GOOCHLAND, Va. (WRIC) — Goochland County is looking for input from residents as they craft plans for two village centers to meet “significant growth pressures.”

The county is focusing on future population growth at two sites, called Centreville and Courthouse Village. Centreville is located on the county’s Eastern end, near the junction of I-64 and Route 288, while Courthouse Village is located closer to the center of the county.

What Makes a Village?

At two initial community presentations on Feb. 16 and 17, county planning staff and designers from the firm leading the village planning process met with residents in the area around both villages to outline their vision and begin soliciting community feedback.

David Hill, the head of Hill Studio, will be leading efforts in both Centreville and Courthouse Village. He gave presentations at the February meetings highlighting features that could be included in the final plans.

Among them were limited access for cars, clearly defined boundaries and architectural standards constraining developers.

At one point, Hill brought up a collage of villages from around the world, pointing out common features in each.

“You know what else is cool about these pictures?” he asked. “I don’t know if you’ve figured this out – there’s no cars.”

He added that clear boundaries between the village and the surrounding county could be marked by anything from a sign or wall to naturally existing features.

“A lot of time designers try to create this sense of a village where it might end at the fields or a forest,” he said.

This map shows current land use designations for Centreville Village. The forthcoming village plans would include more details and development restrictions. (Map courtesy of Goochland County)

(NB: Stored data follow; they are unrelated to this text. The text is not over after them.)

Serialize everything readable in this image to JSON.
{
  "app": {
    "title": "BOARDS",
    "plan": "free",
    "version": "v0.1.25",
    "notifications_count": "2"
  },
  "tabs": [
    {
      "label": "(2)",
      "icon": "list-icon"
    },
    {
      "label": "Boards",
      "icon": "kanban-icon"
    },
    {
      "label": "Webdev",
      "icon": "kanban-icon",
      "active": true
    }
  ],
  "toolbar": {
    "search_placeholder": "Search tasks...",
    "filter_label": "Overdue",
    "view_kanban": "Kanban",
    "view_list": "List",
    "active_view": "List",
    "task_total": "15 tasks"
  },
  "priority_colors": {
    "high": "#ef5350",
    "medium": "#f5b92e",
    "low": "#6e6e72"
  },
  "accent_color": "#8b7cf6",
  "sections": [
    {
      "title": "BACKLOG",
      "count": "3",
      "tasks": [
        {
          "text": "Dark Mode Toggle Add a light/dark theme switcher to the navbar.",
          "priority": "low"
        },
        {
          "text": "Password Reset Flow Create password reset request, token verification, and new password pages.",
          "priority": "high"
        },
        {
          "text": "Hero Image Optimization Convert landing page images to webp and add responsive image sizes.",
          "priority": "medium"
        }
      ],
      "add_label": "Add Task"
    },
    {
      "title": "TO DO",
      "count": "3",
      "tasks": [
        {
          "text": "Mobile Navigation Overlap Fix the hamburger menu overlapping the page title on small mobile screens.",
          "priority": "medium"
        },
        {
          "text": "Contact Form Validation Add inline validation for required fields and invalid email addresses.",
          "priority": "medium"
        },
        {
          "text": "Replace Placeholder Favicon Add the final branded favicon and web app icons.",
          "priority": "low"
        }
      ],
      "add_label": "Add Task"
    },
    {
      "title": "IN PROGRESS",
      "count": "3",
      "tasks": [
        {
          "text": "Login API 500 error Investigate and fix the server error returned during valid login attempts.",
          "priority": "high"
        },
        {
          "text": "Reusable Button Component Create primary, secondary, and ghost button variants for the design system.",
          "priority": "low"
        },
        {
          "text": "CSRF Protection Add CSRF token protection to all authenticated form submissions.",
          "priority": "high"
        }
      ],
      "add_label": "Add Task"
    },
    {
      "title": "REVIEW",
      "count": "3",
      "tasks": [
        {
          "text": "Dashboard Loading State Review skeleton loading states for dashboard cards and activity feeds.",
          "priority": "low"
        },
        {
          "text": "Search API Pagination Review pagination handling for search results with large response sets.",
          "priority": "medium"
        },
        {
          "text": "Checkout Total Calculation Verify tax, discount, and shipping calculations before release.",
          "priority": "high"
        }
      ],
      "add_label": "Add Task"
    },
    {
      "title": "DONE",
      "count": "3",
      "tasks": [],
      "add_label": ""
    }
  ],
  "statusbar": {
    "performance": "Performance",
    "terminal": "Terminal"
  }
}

The sites of the two villages are currently handled under the county’s comprehensive plan, which outlines permitted uses in different areas of the county.

This map shows current land use designations for Courthouse Village. The forthcoming village plans would include more details and development restrictions. (Map courtesy of Goochland County)

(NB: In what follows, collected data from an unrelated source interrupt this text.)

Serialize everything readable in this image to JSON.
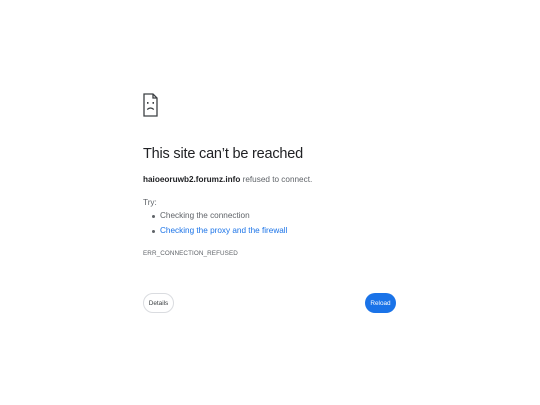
{
  "error": {
    "title": "This site can’t be reached",
    "host": "haioeoruwb2.forumz.info",
    "message": " refused to connect.",
    "try_label": "Try:",
    "suggestions": [
      {
        "label": "Checking the connection",
        "is_link": false
      },
      {
        "label": "Checking the proxy and the firewall",
        "is_link": true
      }
    ],
    "error_code": "ERR_CONNECTION_REFUSED"
  },
  "buttons": {
    "details_label": "Details",
    "reload_label": "Reload"
  },
  "colors": {
    "accent": "#1a73e8",
    "title_text": "#202124",
    "body_text": "#5f6368",
    "background": "#ffffff"
  },
  "icons": {
    "error_icon": "sad-document-icon"
  }
}
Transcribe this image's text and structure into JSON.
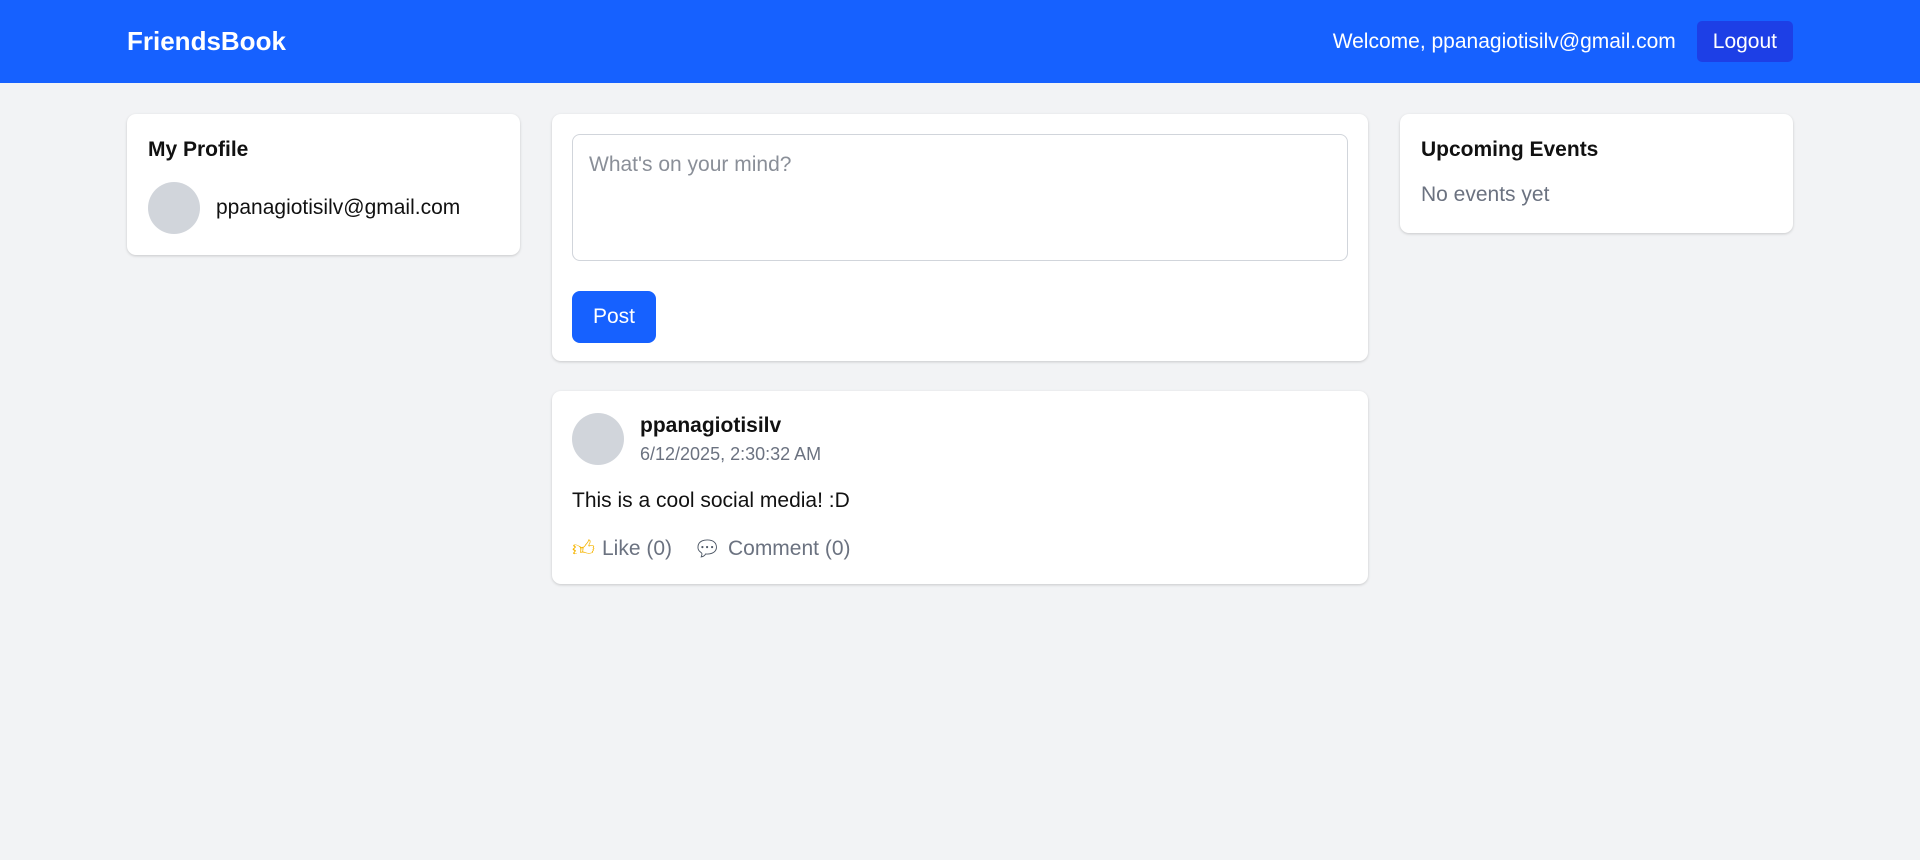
{
  "navbar": {
    "brand": "FriendsBook",
    "welcome_text": "Welcome, ppanagiotisilv@gmail.com",
    "logout_label": "Logout",
    "color": "#1661ff"
  },
  "profile": {
    "title": "My Profile",
    "email": "ppanagiotisilv@gmail.com"
  },
  "composer": {
    "placeholder": "What's on your mind?",
    "value": "",
    "post_label": "Post"
  },
  "posts": [
    {
      "author": "ppanagiotisilv",
      "timestamp": "6/12/2025, 2:30:32 AM",
      "content": "This is a cool social media! :D",
      "like_icon": "thumbs-up-icon",
      "like_label": "Like (0)",
      "comment_icon": "speech-bubble-icon",
      "comment_label": "Comment (0)"
    }
  ],
  "events": {
    "title": "Upcoming Events",
    "empty_text": "No events yet"
  }
}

While the general land-use guidelines from the comprehensive plan are likely to be carried over to the village plans – including the designation of areas for commercial, residential and government use – planners could refine those guidelines with public input, potentially moving it in a different direction.

Preparing for Growth

The village plans come as Goochland County’s population continues to swell. An economic analyst with Hill Studio told gathered residents that Goochland County was poised for more growth ahead – and that a plan could help direct it in a positive way.

“Just in the last ten years you’ve grown by 14%,” he said. “So you’re growing fast. In fact you’re faster than virtually every other place in this region.”

According to U.S. Census records, since 1970, there hasn’t been a single decade where Goochland County grew by less than 10%.

The county hopes to meet that growth with intentional planning, a goal echoed by Hill.

“A great village pays attention to how that is done – every detail,” he said.

Giving Your Two Cents

Now, the county is preparing to receive a mountain of public feedback, as residents weigh in on the proposals.

“We want to know what you want,” Hill said.

A number of residents have already sent in comments by email, which were compiled by the county in a single document for both projects.

Several residents focused their feedback on transportation, calling on the county to ensure a balance between automobile traffic and other modes of transit.

“Not saying you need to wall off the village from autos,” one resident wrote. “But there should be areas that are walk only.”

“I want SAFE and comfortable bike and walking accessibility to that bounded village for those who live in the county nearby,” wrote another.

Other residents focused on the need to preserve the things they say make the community special.

“We somehow must keep Satterwhite’s Restaurant,” one commenter wrote. “It has been a landmark for over 50 years. They still talk about folks driving for miles to have their Mammoth Burger.”

Another resident expressed trepidation over the changes the village plans would bring, pointing to Short Pump in Henrico as a model to avoid.

“We’ve been able to keep “Short Pump” out of Centerville so far,” they wrote. “But unfortunately over the past 10 years with the addition of the ugly cinder block Goodwill store, the ugly McDonalds, Taco Bell, Acme and Advanced Auto, we’ve already invited the ugliness of Hull Street right into our front door.”

Residents will have more opportunities to give feedback in person as well, with community meetings in May and June planned.

The first will take place on May 18 at 6 pm in the Goochland County Administration Building at 1800 Sandy Hook Rd. That meeting will focus on bike infrastructure across the county, but will be relevant to the village plans because they heavily feature shared-use paths.

Then, a pair of meetings will be held on June 8 and 9 to discuss the individual village plans with area residents. The Courthouse Village meeting will take place on June 8 at 7 pm, in the same location as the bike meeting.

The Centreville meeting will be held the next day at 7 pm in Grace Chinese Baptist Church at 850 Broad Street Rd.